John McCain - - -43%


OBAMA IN THE UPHILL Parts I & 2
Electoral Map Realities Douse Change Parade

James Campion

Fresh from his world tour as media darling, Barack Obama, Democratic nominee for president and political rock star extraordinaire, looks invincible. He is charismatic, youthful, and one of the most consummate orators this country has produced in decades; a powerful combination in a year of economic downturn, stagnating progress in an unpopular foreign occupation, and a sitting president with historically low approval ratings. In a time defined by the word CHANGE, he has all but the copyright. Meanwhile, his opponent is an aging, white, military veteran, as entrenched in Washington politics as anyone he competed against for his party's nomination.

Things could not be rosier for a newbie candidate, whether using the measure of domestic angst, general enthusiasm, or simple timing. So where then are the cold numbers to back it up?

   While Obama was receiving standing ovations from American troops, discussing international ideologies with heads of state from Bagdad to Berlin, and speaking in front of hundreds of thousands of people waving (not burning) American flags, John McCain was on the Today Show yammering incoherently about a magical border between Pakistan and Iraq then sped off to be captured smiling awkwardly from a Food King cheese aisle.
     By all matters of reasonable prognostication, Obama, or anyone NOT Republican, should be trouncing McCain, both nationally and, more importantly, in state races; which has always and will continue to choose our presidents.
    But he is not.
    No matter the poll, even the more radical ones you might find online, Obama barely ekes out the margin of error or is woefully behind. Outside the usual Democratic strongholds like New York and California, and a few scattered in-between, Obama fails to crack the all-consuming 45% range, something a candidate will need to achieve to gain the presidency, unless Ross Perot has another run in him.

    Even sacrificial lambs like Dukakis and McGovern had summer numbers better than this. Jimmy Carter, running against a man who not only pardoned one of the great criminals the presidency has known but narrowly survived a savage pistol-whipped by Ronald Reagan to take his party's nomination, ran double-digits everywhere in the summer of 1976. However, come autumn, he was sweating Gerald Ford. After Watergate had brought the federal government to its knees in constitutional crisis, the squeaky clean Carter barely hung on for victory by less than 700,000 votes; a lousy three percent.
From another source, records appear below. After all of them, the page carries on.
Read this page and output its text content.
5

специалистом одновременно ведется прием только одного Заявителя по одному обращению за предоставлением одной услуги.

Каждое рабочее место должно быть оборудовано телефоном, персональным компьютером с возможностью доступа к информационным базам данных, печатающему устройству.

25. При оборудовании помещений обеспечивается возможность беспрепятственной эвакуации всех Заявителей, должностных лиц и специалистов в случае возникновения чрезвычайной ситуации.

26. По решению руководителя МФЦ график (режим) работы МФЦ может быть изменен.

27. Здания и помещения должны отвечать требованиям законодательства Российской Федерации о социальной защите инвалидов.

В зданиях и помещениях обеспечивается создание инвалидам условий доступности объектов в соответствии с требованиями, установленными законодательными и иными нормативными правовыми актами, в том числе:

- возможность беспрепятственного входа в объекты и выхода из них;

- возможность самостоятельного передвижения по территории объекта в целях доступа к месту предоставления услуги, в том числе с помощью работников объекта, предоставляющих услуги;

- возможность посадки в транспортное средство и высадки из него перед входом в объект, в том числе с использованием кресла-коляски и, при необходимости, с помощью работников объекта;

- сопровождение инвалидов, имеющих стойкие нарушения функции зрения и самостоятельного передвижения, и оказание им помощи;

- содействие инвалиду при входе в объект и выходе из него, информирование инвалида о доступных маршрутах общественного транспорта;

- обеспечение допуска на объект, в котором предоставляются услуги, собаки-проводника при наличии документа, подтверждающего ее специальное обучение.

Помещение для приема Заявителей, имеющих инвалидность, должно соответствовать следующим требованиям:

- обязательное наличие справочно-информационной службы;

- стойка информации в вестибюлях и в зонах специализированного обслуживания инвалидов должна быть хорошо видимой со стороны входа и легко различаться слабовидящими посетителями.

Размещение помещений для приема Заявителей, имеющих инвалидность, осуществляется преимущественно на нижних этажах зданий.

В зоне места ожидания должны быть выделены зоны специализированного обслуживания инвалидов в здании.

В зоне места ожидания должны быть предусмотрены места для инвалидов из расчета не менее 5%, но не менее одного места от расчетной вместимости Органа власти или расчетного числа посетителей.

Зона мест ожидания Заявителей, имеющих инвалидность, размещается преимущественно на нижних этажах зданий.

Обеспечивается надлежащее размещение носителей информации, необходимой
    Following Labor Day, when most Americans start paying attention, the entrenched, more conservative choice -- the tried-and-true, less wild card candidate -- always begins to close the gap. In almost every case since I've been on the planet, this has meant the Republican candidate. Now is when Obama should shine, not only in magazines and on the evening news, chatting up Katie Couric or appearing in front of throngs of adoring fans, but in early state polls -- indicating which ones he needs to bolster and defend and which to ignore and prepare for humiliation.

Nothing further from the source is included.